Reports are that 24-year-old Constable Kevon Oneil Ricketts had just returned from a police operation in High Mountain, Bog Walk, and immediately went to lie down in the barracks quarters.
Several minutes later, a colleague went to the barracks room and saw Constable Ricketts lying across the bed. He attempted to wake him but got no response.
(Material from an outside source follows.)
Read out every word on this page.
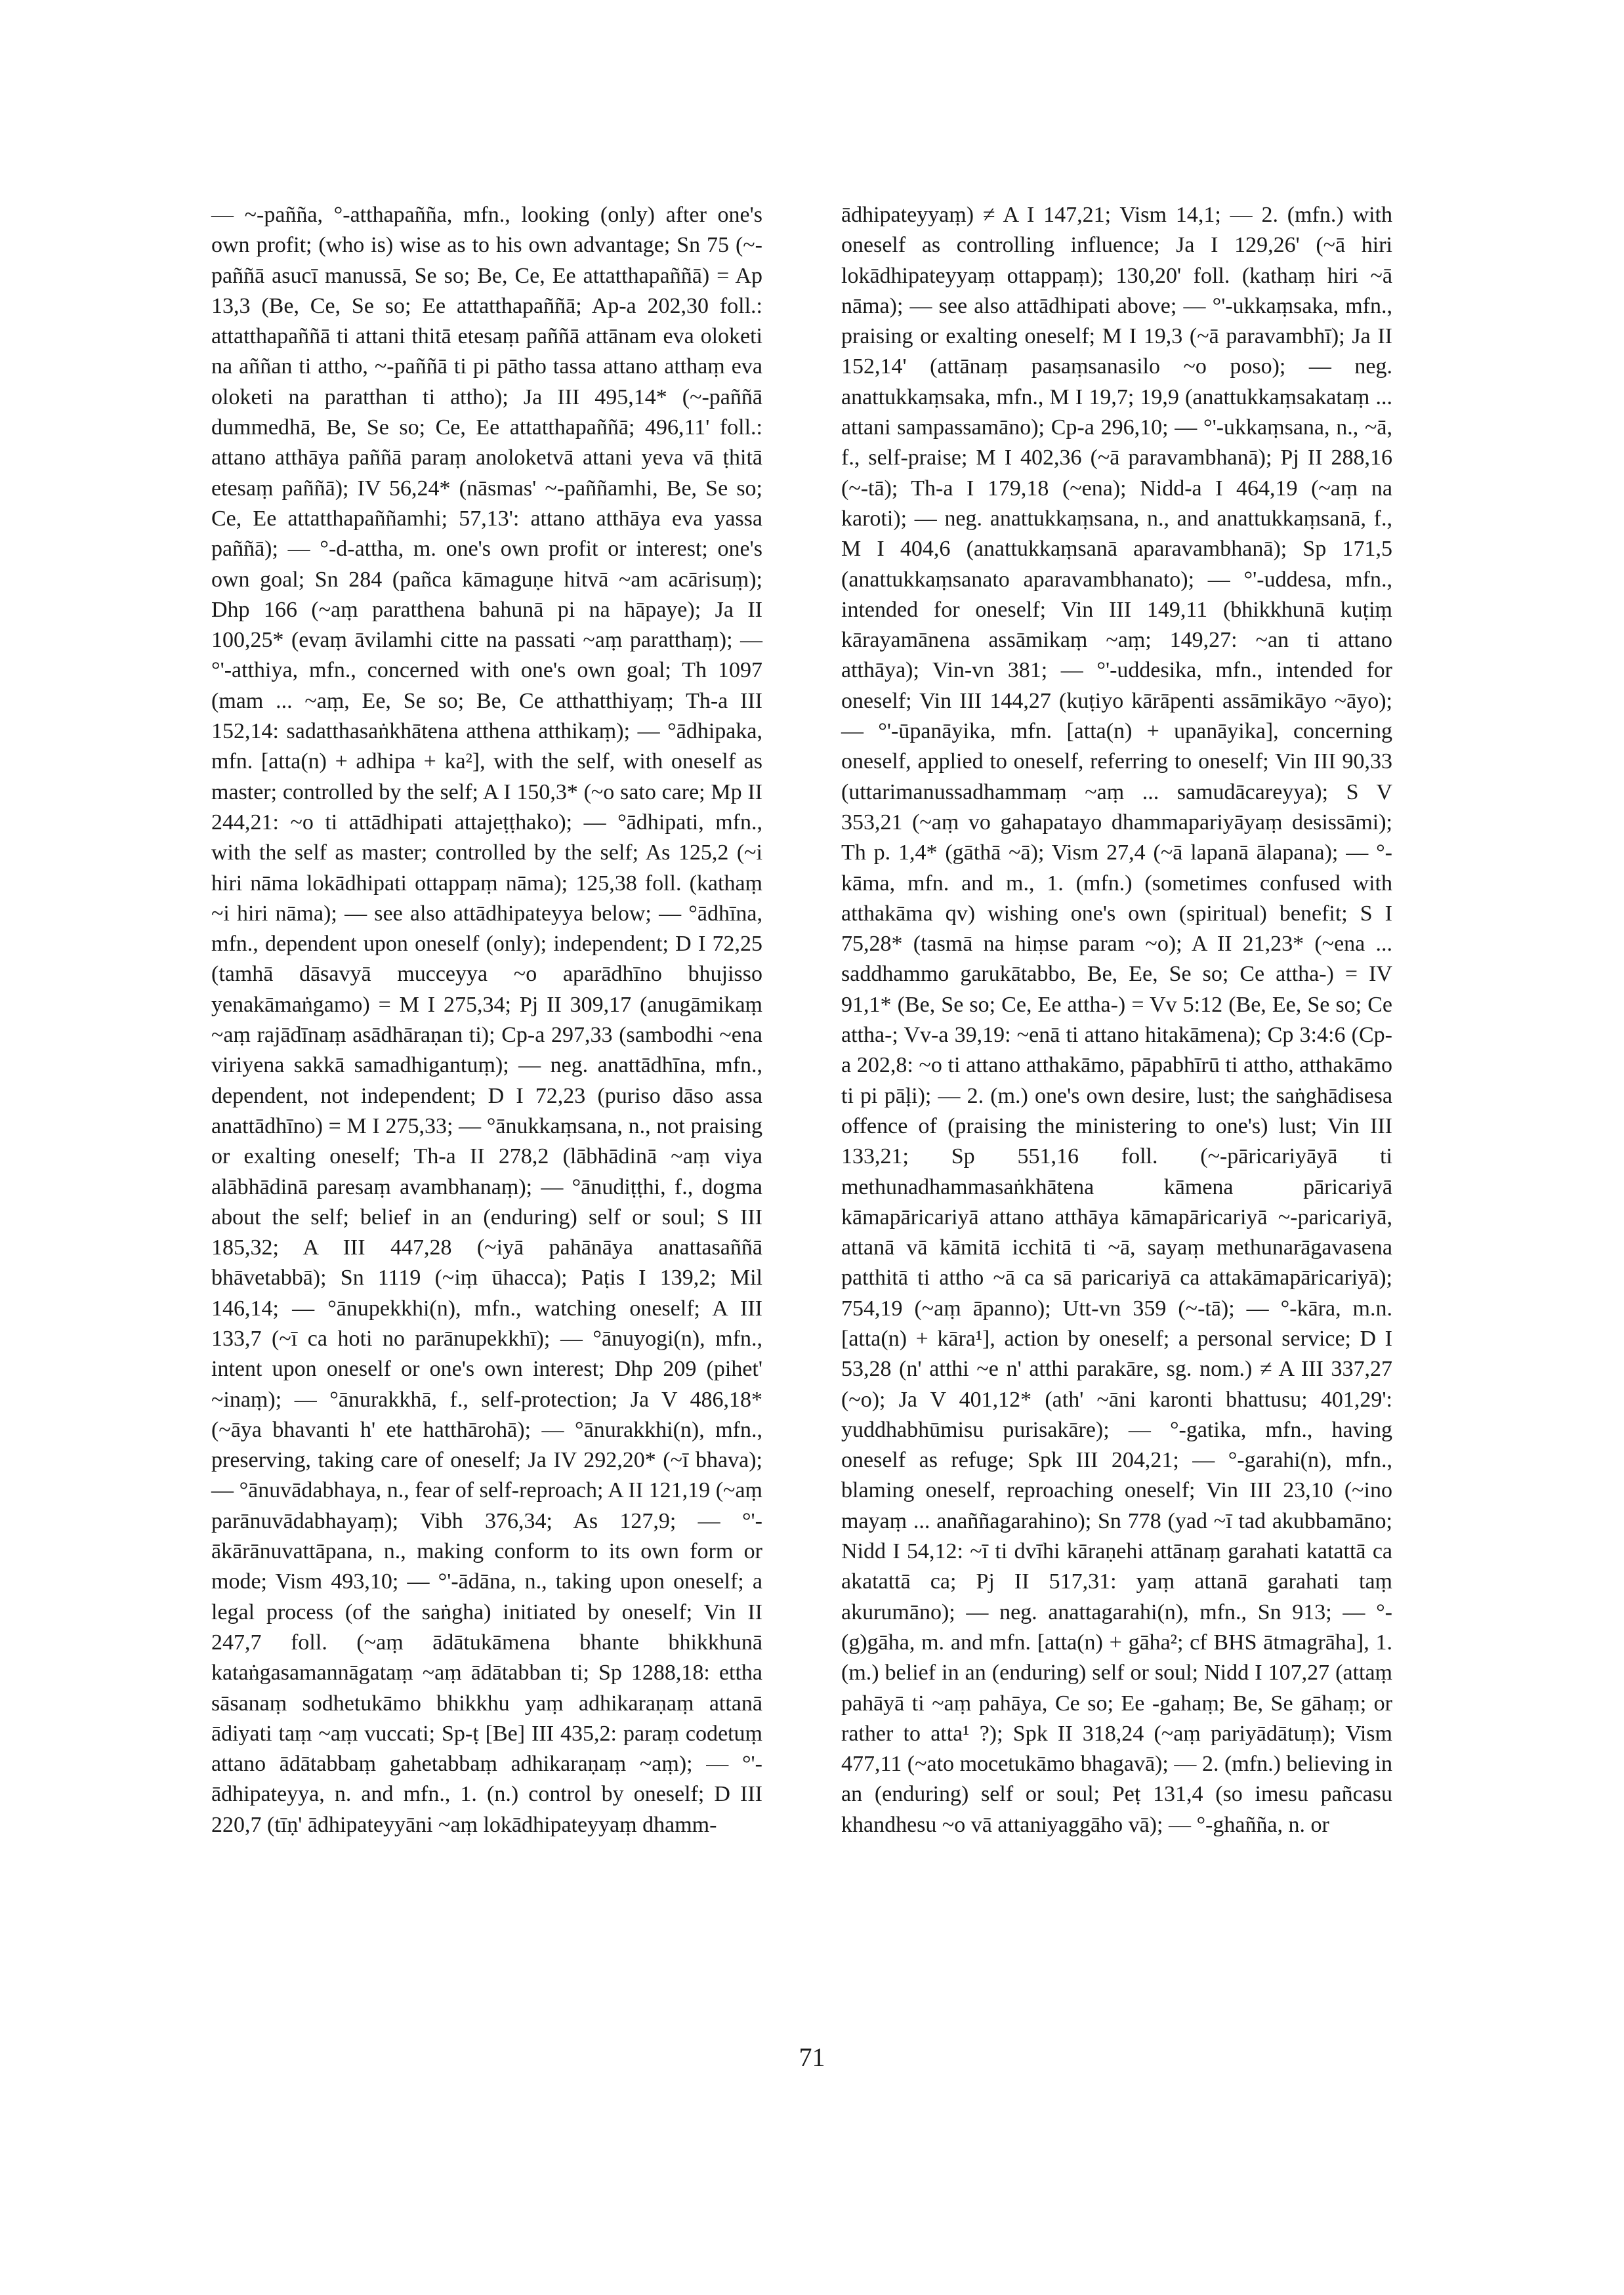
— ~-pañña, °-atthapañña, mfn., looking (only) after one's own profit; (who is) wise as to his own advantage; Sn 75 (~-paññā asucī manussā, Se so; Be, Ce, Ee attatthapaññā) = Ap 13,3 (Be, Ce, Se so; Ee attatthapaññā; Ap-a 202,30 foll.: attatthapaññā ti attani thitā etesaṃ paññā attānam eva oloketi na aññan ti attho, ~-paññā ti pi pātho tassa attano atthaṃ eva oloketi na paratthan ti attho); Ja III 495,14* (~-paññā dummedhā, Be, Se so; Ce, Ee attatthapaññā; 496,11' foll.: attano atthāya paññā paraṃ anoloketvā attani yeva vā ṭhitā etesaṃ paññā); IV 56,24* (nāsmas' ~-paññamhi, Be, Se so; Ce, Ee attatthapaññamhi; 57,13': attano atthāya eva yassa paññā); — °-d-attha, m. one's own profit or interest; one's own goal; Sn 284 (pañca kāmaguṇe hitvā ~am acārisuṃ); Dhp 166 (~aṃ paratthena bahunā pi na hāpaye); Ja II 100,25* (evaṃ āvilamhi citte na passati ~aṃ paratthaṃ); — °'-atthiya, mfn., concerned with one's own goal; Th 1097 (mam ... ~aṃ, Ee, Se so; Be, Ce atthatthiyaṃ; Th-a III 152,14: sadatthasaṅkhātena atthena atthikaṃ); — °ādhipaka, mfn. [atta(n) + adhipa + ka²], with the self, with oneself as master; controlled by the self; A I 150,3* (~o sato care; Mp II 244,21: ~o ti attādhipati attajeṭṭhako); — °ādhipati, mfn., with the self as master; controlled by the self; As 125,2 (~i hiri nāma lokādhipati ottappaṃ nāma); 125,38 foll. (kathaṃ ~i hiri nāma); — see also attādhipateyya below; — °ādhīna, mfn., dependent upon oneself (only); independent; D I 72,25 (tamhā dāsavyā mucceyya ~o aparādhīno bhujisso yenakāmaṅgamo) = M I 275,34; Pj II 309,17 (anugāmikaṃ ~aṃ rajādīnaṃ asādhāraṇan ti); Cp-a 297,33 (sambodhi ~ena viriyena sakkā samadhigantuṃ); — neg. anattādhīna, mfn., dependent, not independent; D I 72,23 (puriso dāso assa anattādhīno) = M I 275,33; — °ānukkaṃsana, n., not praising or exalting oneself; Th-a II 278,2 (lābhādinā ~aṃ viya alābhādinā paresaṃ avambhanaṃ); — °ānudiṭṭhi, f., dogma about the self; belief in an (enduring) self or soul; S III 185,32; A III 447,28 (~iyā pahānāya anattasaññā bhāvetabbā); Sn 1119 (~iṃ ūhacca); Paṭis I 139,2; Mil 146,14; — °ānupekkhi(n), mfn., watching oneself; A III 133,7 (~ī ca hoti no parānupekkhī); — °ānuyogi(n), mfn., intent upon oneself or one's own interest; Dhp 209 (pihet' ~inaṃ); — °ānurakkhā, f., self-protection; Ja V 486,18* (~āya bhavanti h' ete hatthārohā); — °ānurakkhi(n), mfn., preserving, taking care of oneself; Ja IV 292,20* (~ī bhava); — °ānuvādabhaya, n., fear of self-reproach; A II 121,19 (~aṃ parānuvādabhayaṃ); Vibh 376,34; As 127,9; — °'-ākārānuvattāpana, n., making conform to its own form or mode; Vism 493,10; — °'-ādāna, n., taking upon oneself; a legal process (of the saṅgha) initiated by oneself; Vin II 247,7 foll. (~aṃ ādātukāmena bhante bhikkhunā kataṅgasamannāgataṃ ~aṃ ādātabban ti; Sp 1288,18: ettha sāsanaṃ sodhetukāmo bhikkhu yaṃ adhikaraṇaṃ attanā ādiyati taṃ ~aṃ vuccati; Sp-ṭ [Be] III 435,2: paraṃ codetuṃ attano ādātabbaṃ gahetabbaṃ adhikaraṇaṃ ~aṃ); — °'-ādhipateyya, n. and mfn., 1. (n.) control by oneself; D III 220,7 (tīṇ' ādhipateyyāni ~aṃ lokādhipateyyaṃ dhamm-

ādhipateyyaṃ) ≠ A I 147,21; Vism 14,1; — 2. (mfn.) with oneself as controlling influence; Ja I 129,26' (~ā hiri lokādhipateyyaṃ ottappaṃ); 130,20' foll. (kathaṃ hiri ~ā nāma); — see also attādhipati above; — °'-ukkaṃsaka, mfn., praising or exalting oneself; M I 19,3 (~ā paravambhī); Ja II 152,14' (attānaṃ pasaṃsanasilo ~o poso); — neg. anattukkaṃsaka, mfn., M I 19,7; 19,9 (anattukkaṃsakataṃ ... attani sampassamāno); Cp-a 296,10; — °'-ukkaṃsana, n., ~ā, f., self-praise; M I 402,36 (~ā paravambhanā); Pj II 288,16 (~-tā); Th-a I 179,18 (~ena); Nidd-a I 464,19 (~aṃ na karoti); — neg. anattukkaṃsana, n., and anattukkaṃsanā, f., M I 404,6 (anattukkaṃsanā aparavambhanā); Sp 171,5 (anattukkaṃsanato aparavambhanato); — °'-uddesa, mfn., intended for oneself; Vin III 149,11 (bhikkhunā kuṭiṃ kārayamānena assāmikaṃ ~aṃ; 149,27: ~an ti attano atthāya); Vin-vn 381; — °'-uddesika, mfn., intended for oneself; Vin III 144,27 (kuṭiyo kārāpenti assāmikāyo ~āyo); — °'-ūpanāyika, mfn. [atta(n) + upanāyika], concerning oneself, applied to oneself, referring to oneself; Vin III 90,33 (uttarimanussadhammaṃ ~aṃ ... samudācareyya); S V 353,21 (~aṃ vo gahapatayo dhammapariyāyaṃ desissāmi); Th p. 1,4* (gāthā ~ā); Vism 27,4 (~ā lapanā ālapana); — °-kāma, mfn. and m., 1. (mfn.) (sometimes confused with atthakāma qv) wishing one's own (spiritual) benefit; S I 75,28* (tasmā na hiṃse param ~o); A II 21,23* (~ena ... saddhammo garukātabbo, Be, Ee, Se so; Ce attha-) = IV 91,1* (Be, Se so; Ce, Ee attha-) = Vv 5:12 (Be, Ee, Se so; Ce attha-; Vv-a 39,19: ~enā ti attano hitakāmena); Cp 3:4:6 (Cp-a 202,8: ~o ti attano atthakāmo, pāpabhīrū ti attho, atthakāmo ti pi pāḷi); — 2. (m.) one's own desire, lust; the saṅghādisesa offence of (praising the ministering to one's) lust; Vin III 133,21; Sp 551,16 foll. (~-pāricariyāyā ti methunadhammasaṅkhātena kāmena pāricariyā kāmapāricariyā attano atthāya kāmapāricariyā ~-paricariyā, attanā vā kāmitā icchitā ti ~ā, sayaṃ methunarāgavasena patthitā ti attho ~ā ca sā paricariyā ca attakāmapāricariyā); 754,19 (~aṃ āpanno); Utt-vn 359 (~-tā); — °-kāra, m.n. [atta(n) + kāra¹], action by oneself; a personal service; D I 53,28 (n' atthi ~e n' atthi parakāre, sg. nom.) ≠ A III 337,27 (~o); Ja V 401,12* (ath' ~āni karonti bhattusu; 401,29': yuddhabhūmisu purisakāre); — °-gatika, mfn., having oneself as refuge; Spk III 204,21; — °-garahi(n), mfn., blaming oneself, reproaching oneself; Vin III 23,10 (~ino mayaṃ ... anaññagarahino); Sn 778 (yad ~ī tad akubbamāno; Nidd I 54,12: ~ī ti dvīhi kāraṇehi attānaṃ garahati katattā ca akatattā ca; Pj II 517,31: yaṃ attanā garahati taṃ akurumāno); — neg. anattagarahi(n), mfn., Sn 913; — °-(g)gāha, m. and mfn. [atta(n) + gāha²; cf BHS ātmagrāha], 1. (m.) belief in an (enduring) self or soul; Nidd I 107,27 (attaṃ pahāyā ti ~aṃ pahāya, Ce so; Ee -gahaṃ; Be, Se gāhaṃ; or rather to atta¹ ?); Spk II 318,24 (~aṃ pariyādātuṃ); Vism 477,11 (~ato mocetukāmo bhagavā); — 2. (mfn.) believing in an (enduring) self or soul; Peṭ 131,4 (so imesu pañcasu khandhesu ~o vā attaniyaggāho vā); — °-ghañña, n. or

71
An alarm was made and the constable was taken to a nearby hospital where he was pronounced dead.
The Gleaner understands that an autopsy report later showed that a brain hemorrhage was the cause of death.
"He was a hard worker, well disciplined," said Inspector Neville Whitely, the sub-officer in charge of the Bog Walk Police Station.
Constable Ricketts was officially assigned to the traffic desk at the Linstead Police Station, but
customarily visited colleagues at the Bog Walk Station to offer
assistance. He enlisted in the JCF on September 17, 2001, a year after he completed a plumbing course at the Old Harbour Vocational Training Centre in St. Catherine.